Spotify would be the first to admit it has a bumpy road ahead, said Aaron Mak in Slate.com. Its impressive growth has never translated into profits; last year, it lost $1.5 billion despite revenues of nearly $5 billion. One of problems is the licensing dues it has to pay to music publishers. Every time a user streams a song, the company forks over a licensing fee. That means even as its user base grows, so do its content costs, “making it difficult to turn a profit unless it finds another sustainabl­e revenue source or figures out how to pay less to publishers.” Spotify, for its part, insists it will be able to cut a more beneficial deal with music labels once it grows big enough. I wouldn’t be surprised, said Erin Griffith in Wired.com. Like Netflix, Spotify has outlasted a litany of now-defunct competitor­s and imitators. It has also done something truly remarkable: persuaded an entire generation of music fans to pay “to access digital media that they once got for free.” Now it just has to hold on to its No. 1 market position as Apple, Google, and Amazon build competing services.

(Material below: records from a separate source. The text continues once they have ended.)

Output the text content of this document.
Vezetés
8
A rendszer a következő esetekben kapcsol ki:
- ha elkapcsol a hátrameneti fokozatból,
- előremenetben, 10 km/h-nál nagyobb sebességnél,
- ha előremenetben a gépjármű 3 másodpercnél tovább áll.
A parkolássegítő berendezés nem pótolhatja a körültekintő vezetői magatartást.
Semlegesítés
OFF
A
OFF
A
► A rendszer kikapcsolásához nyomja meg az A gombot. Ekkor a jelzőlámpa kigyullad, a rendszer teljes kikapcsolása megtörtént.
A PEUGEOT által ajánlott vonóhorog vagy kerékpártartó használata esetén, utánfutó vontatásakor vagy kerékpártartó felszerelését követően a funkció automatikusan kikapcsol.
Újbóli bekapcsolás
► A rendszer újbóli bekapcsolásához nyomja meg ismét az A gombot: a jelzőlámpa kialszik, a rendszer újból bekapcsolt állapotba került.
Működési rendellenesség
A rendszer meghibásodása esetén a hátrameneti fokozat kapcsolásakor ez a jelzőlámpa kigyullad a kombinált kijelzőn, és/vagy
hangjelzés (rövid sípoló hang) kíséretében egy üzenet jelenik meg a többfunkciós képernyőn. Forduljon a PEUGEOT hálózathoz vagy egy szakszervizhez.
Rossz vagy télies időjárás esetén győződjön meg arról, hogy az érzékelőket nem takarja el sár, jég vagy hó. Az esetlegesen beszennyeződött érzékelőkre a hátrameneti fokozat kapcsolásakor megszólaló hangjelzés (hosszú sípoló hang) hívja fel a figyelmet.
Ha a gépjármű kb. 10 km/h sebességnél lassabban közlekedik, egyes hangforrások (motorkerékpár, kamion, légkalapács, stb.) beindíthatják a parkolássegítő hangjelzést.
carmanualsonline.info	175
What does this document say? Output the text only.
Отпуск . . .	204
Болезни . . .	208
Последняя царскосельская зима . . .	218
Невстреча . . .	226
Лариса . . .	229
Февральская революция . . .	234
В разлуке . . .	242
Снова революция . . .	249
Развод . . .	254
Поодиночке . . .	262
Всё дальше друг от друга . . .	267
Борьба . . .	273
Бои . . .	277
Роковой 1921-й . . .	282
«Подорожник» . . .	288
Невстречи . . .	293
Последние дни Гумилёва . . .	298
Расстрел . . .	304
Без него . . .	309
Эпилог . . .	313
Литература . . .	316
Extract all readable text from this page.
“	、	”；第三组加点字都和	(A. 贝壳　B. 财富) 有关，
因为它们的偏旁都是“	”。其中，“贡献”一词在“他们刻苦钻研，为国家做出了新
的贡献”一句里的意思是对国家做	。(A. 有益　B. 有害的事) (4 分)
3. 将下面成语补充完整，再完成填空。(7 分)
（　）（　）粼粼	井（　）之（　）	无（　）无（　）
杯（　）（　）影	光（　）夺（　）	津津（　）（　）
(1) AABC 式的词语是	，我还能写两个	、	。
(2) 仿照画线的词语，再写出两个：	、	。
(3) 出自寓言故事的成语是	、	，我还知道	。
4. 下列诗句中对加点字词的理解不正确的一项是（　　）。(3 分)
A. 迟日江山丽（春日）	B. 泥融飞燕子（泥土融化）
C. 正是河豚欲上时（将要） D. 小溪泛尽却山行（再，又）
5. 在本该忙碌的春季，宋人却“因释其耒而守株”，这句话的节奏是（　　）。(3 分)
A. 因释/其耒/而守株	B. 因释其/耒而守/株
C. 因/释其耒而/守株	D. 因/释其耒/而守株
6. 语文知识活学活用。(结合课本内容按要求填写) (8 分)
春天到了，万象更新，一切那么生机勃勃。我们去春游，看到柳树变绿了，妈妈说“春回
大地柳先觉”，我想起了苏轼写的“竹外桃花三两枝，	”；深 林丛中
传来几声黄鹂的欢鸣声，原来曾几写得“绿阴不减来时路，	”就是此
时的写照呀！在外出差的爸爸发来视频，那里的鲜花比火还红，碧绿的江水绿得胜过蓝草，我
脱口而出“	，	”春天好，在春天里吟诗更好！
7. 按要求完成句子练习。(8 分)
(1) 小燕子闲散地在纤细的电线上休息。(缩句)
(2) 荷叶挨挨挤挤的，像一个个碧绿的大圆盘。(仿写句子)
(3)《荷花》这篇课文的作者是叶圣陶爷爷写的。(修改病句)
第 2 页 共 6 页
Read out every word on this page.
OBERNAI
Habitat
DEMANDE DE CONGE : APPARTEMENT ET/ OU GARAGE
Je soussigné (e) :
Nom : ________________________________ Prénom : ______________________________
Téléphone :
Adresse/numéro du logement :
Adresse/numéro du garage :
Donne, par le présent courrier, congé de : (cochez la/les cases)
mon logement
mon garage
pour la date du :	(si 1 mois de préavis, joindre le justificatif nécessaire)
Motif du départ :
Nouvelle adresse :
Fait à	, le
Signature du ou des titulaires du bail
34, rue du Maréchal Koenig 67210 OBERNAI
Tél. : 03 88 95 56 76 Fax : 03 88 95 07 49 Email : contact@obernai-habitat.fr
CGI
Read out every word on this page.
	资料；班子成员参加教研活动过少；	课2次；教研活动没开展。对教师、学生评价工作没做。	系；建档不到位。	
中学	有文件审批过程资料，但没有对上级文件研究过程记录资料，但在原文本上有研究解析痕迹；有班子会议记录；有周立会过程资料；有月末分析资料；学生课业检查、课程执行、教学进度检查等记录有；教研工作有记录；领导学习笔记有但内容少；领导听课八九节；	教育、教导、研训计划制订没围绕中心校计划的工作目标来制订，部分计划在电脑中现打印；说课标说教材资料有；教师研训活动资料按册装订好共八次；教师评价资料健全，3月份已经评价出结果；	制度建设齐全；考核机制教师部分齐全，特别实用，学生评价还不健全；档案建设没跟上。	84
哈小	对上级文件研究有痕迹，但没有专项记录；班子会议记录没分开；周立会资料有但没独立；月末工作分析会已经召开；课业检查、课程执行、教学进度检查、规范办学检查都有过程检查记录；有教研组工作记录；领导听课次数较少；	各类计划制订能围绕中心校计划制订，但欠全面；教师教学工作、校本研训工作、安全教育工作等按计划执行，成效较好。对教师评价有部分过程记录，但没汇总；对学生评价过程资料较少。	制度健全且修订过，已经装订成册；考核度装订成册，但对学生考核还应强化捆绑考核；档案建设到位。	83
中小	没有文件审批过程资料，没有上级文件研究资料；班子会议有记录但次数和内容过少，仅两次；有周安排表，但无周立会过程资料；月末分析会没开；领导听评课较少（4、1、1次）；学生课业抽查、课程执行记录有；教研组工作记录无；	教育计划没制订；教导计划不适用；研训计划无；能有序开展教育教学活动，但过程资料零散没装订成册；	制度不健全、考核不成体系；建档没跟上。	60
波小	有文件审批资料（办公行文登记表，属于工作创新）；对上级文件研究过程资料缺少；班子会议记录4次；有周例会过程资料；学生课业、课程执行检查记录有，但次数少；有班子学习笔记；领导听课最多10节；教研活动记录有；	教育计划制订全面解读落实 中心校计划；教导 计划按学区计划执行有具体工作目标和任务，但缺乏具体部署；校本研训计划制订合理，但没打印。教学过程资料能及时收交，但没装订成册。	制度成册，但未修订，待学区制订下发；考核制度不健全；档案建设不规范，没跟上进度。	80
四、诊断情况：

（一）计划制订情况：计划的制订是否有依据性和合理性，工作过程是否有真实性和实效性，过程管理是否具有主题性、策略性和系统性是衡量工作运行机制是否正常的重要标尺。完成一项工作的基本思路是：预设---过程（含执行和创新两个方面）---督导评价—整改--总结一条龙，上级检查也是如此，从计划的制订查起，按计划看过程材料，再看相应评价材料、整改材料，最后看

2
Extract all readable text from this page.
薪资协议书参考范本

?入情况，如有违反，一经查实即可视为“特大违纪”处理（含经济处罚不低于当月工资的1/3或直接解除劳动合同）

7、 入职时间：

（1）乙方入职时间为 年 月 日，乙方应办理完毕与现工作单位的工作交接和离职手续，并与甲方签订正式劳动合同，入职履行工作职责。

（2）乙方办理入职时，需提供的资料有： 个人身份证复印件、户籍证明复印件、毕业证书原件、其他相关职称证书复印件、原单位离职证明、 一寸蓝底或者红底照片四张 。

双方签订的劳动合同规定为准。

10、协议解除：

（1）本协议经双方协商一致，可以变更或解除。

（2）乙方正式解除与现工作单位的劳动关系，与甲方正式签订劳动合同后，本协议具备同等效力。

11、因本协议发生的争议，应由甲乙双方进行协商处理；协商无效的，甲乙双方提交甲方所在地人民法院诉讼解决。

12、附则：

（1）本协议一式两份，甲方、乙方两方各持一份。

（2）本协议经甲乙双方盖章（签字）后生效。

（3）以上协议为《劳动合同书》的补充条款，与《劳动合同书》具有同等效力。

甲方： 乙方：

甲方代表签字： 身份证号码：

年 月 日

The size of Spotify’s user base remains its key advantage, said Stephen Witt in NPR.org. Users not only pay for subscripti­ons, or listen to ads on the free tier—they also provide data. Analytics can capture listener demographi­cs such as age, gender, and location, which can help musicians figure out where to tour and allow labels to better hone their marketing. A spot on one of Spotify’s curated playlists, which are made by a staff of editorial tastemaker­s aided by machine-learning algorithms, can instantly turn a song into a moneymaker. As with Facebook, data “could be Spotify’s most valuable asset.”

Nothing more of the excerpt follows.